In [None]:
import pandas as pd
import plotly.express as px
import numpy as np
import plotly.offline as pyo
from os.path import join, isdir
from os import makedirs

# path to shared dropbox folder
dropbox_path = "/Users/nick/Cole Trapnell's Lab Dropbox/Nick Lammers/Nick/morphseq/zfin/"

# path to subdirectory with built data
zfin_data_dir = join(dropbox_path, "20240326/built_data/")

## Load phenotype data files

In [None]:
# load full data files
# these have one row per gene-phenotype. So one gene can have multiple entries if it present multiple phenotypes
full_gene_df = pd.read_csv(join(zfin_data_dir, "sing_mut_df.csv")) # all genes with abnormal phenotype between 0 and 72 hpf.
full_tf_df = pd.read_csv(join(zfin_data_dir, "sing_mut_TF_df.csv")) # only TFs

# generate shortened datasets with just one row per gene
# tf_df_short = pd.read_csv(join(zfin_data_dir, "tf_df_short.csv")) #
tf_df_short = full_tf_df.loc[:,
                                 ["gene", "start_hpf", "end_hpf", "start_stage", "umap1", "umap2", "group"]
                                ].dropna().drop_duplicates().dropna().sort_values(by="group")
gene_df_short = full_gene_df.loc[:, 
                                 ["gene", "start_hpf", "end_hpf", "start_stage", "umap1", "umap2", "group"]
                                ].dropna().drop_duplicates().dropna().sort_values(by="group")

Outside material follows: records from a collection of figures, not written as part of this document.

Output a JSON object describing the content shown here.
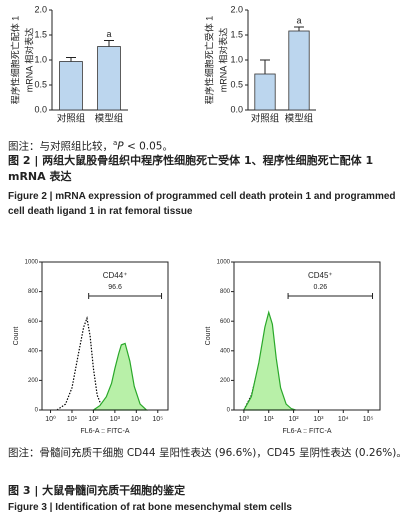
{
  "chart_data": [
    {
      "type": "bar",
      "y_label": [
        "程序性细胞死亡配体 1",
        "mRNA 相对表达"
      ],
      "categories": [
        "对照组",
        "模型组"
      ],
      "values": [
        0.97,
        1.27
      ],
      "errors": [
        0.08,
        0.12
      ],
      "color": "#bcd6ee",
      "ylim": [
        0,
        2
      ],
      "yticks": [
        {
          "value": 0,
          "label": "0.0"
        },
        0.5,
        {
          "value": 1,
          "label": "1.0"
        },
        1.5,
        {
          "value": 2,
          "label": "2.0"
        }
      ],
      "annotations": [
        {
          "category": "模型组",
          "text": "a"
        }
      ]
    },
    {
      "type": "bar",
      "y_label": [
        "程序性细胞死亡受体 1",
        "mRNA 相对表达"
      ],
      "categories": [
        "对照组",
        "模型组"
      ],
      "values": [
        0.72,
        1.58
      ],
      "errors": [
        0.28,
        0.08
      ],
      "color": "#bcd6ee",
      "ylim": [
        0,
        2
      ],
      "yticks": [
        {
          "value": 0,
          "label": "0.0"
        },
        0.5,
        {
          "value": 1,
          "label": "1.0"
        },
        1.5,
        {
          "value": 2,
          "label": "2.0"
        }
      ],
      "annotations": [
        {
          "category": "模型组",
          "text": "a"
        }
      ]
    },
    {
      "type": "flow",
      "x_label": "FL6-A :: FITC-A",
      "y_label": "Count",
      "xscale": "log",
      "xlim": [
        0.4,
        300000
      ],
      "xticks": [
        {
          "value": 1,
          "label": "10⁰"
        },
        {
          "value": 10,
          "label": "10¹"
        },
        {
          "value": 100,
          "label": "10²"
        },
        {
          "value": 1000,
          "label": "10³"
        },
        {
          "value": 10000,
          "label": "10⁴"
        },
        {
          "value": 100000,
          "label": "10⁵"
        }
      ],
      "ylim": [
        0,
        1000
      ],
      "yticks": [
        0,
        200,
        400,
        600,
        800,
        1000
      ],
      "series": [
        {
          "color": "#000000",
          "style": "dotted",
          "x": [
            2,
            5,
            10,
            20,
            35,
            50,
            70,
            100,
            150,
            250,
            400
          ],
          "values": [
            0,
            40,
            150,
            380,
            560,
            620,
            500,
            280,
            100,
            20,
            0
          ]
        },
        {
          "color": "#2aa82a",
          "fill": "#b8f0a8",
          "x": [
            100,
            200,
            400,
            700,
            1000,
            1500,
            2000,
            3000,
            5000,
            8000,
            15000,
            30000
          ],
          "values": [
            0,
            30,
            90,
            180,
            280,
            380,
            440,
            450,
            330,
            160,
            40,
            0
          ]
        }
      ],
      "gate": {
        "label": "CD44⁺",
        "value": 96.6,
        "x": [
          60,
          150000
        ]
      }
    },
    {
      "type": "flow",
      "x_label": "FL6-A :: FITC-A",
      "y_label": "Count",
      "xscale": "log",
      "xlim": [
        0.4,
        300000
      ],
      "xticks": [
        {
          "value": 1,
          "label": "10⁰"
        },
        {
          "value": 10,
          "label": "10¹"
        },
        {
          "value": 100,
          "label": "10²"
        },
        {
          "value": 1000,
          "label": "10³"
        },
        {
          "value": 10000,
          "label": "10⁴"
        },
        {
          "value": 100000,
          "label": "10⁵"
        }
      ],
      "ylim": [
        0,
        1000
      ],
      "yticks": [
        0,
        200,
        400,
        600,
        800,
        1000
      ],
      "series": [
        {
          "color": "#000000",
          "style": "dotted",
          "x": [
            1,
            2,
            4,
            7,
            10,
            14,
            20,
            30,
            50,
            80
          ],
          "values": [
            0,
            100,
            300,
            520,
            640,
            560,
            330,
            120,
            20,
            0
          ]
        },
        {
          "color": "#2aa82a",
          "fill": "#b8f0a8",
          "x": [
            1,
            2,
            4,
            7,
            10,
            14,
            20,
            30,
            50,
            80,
            120
          ],
          "values": [
            0,
            90,
            320,
            560,
            660,
            580,
            350,
            150,
            40,
            10,
            0
          ]
        }
      ],
      "gate": {
        "label": "CD45⁺",
        "value": 0.26,
        "x": [
          60,
          150000
        ]
      }
    }
  ],
  "figure2": {
    "note": {
      "prefix": "图注：与对照组比较，",
      "sup": "a",
      "italic": "P",
      "rest": " < 0.05。"
    },
    "title_cn": "图 2 | 两组大鼠股骨组织中程序性细胞死亡受体 1、程序性细胞死亡配体 1 mRNA 表达",
    "title_en": "Figure 2 | mRNA expression of programmed cell death protein 1 and programmed cell death ligand 1 in rat femoral tissue"
  },
  "figure3": {
    "note": "图注：骨髓间充质干细胞 CD44 呈阳性表达 (96.6%)，CD45 呈阴性表达 (0.26%)。",
    "title_cn": "图 3 | 大鼠骨髓间充质干细胞的鉴定",
    "title_en": "Figure 3 | Identification of rat bone mesenchymal stem cells"
  }
}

# load phenotype data frame. This contains top 5 phenotypes per cluster
pheno_df = pd.read_csv(join(zfin_data_dir, "top_phenotypes_per_cluster.csv"))
pheno_df = pheno_df.dropna()
n_keep = 5

# switch from long to wide format
group_iter = 0
group_prev = -1
for i in range(pheno_df.shape[0]):
    group = pheno_df.loc[i, "group"]
    if group != group_prev:
        group_iter = -1
    
    group_iter += 1
    pheno_df.loc[i, "pheno_rank"] = "phenotype " + str(group_iter)
    
    group_prev=group.copy()

pheno_df = pheno_df.rename(columns={"aff_struct_super_1": "phenotype"})
pheno_df = pheno_df.pivot(index=['group'], columns=['pheno_rank'], values=["phenotype"])

pheno_df.columns = pheno_df.columns.get_level_values(1)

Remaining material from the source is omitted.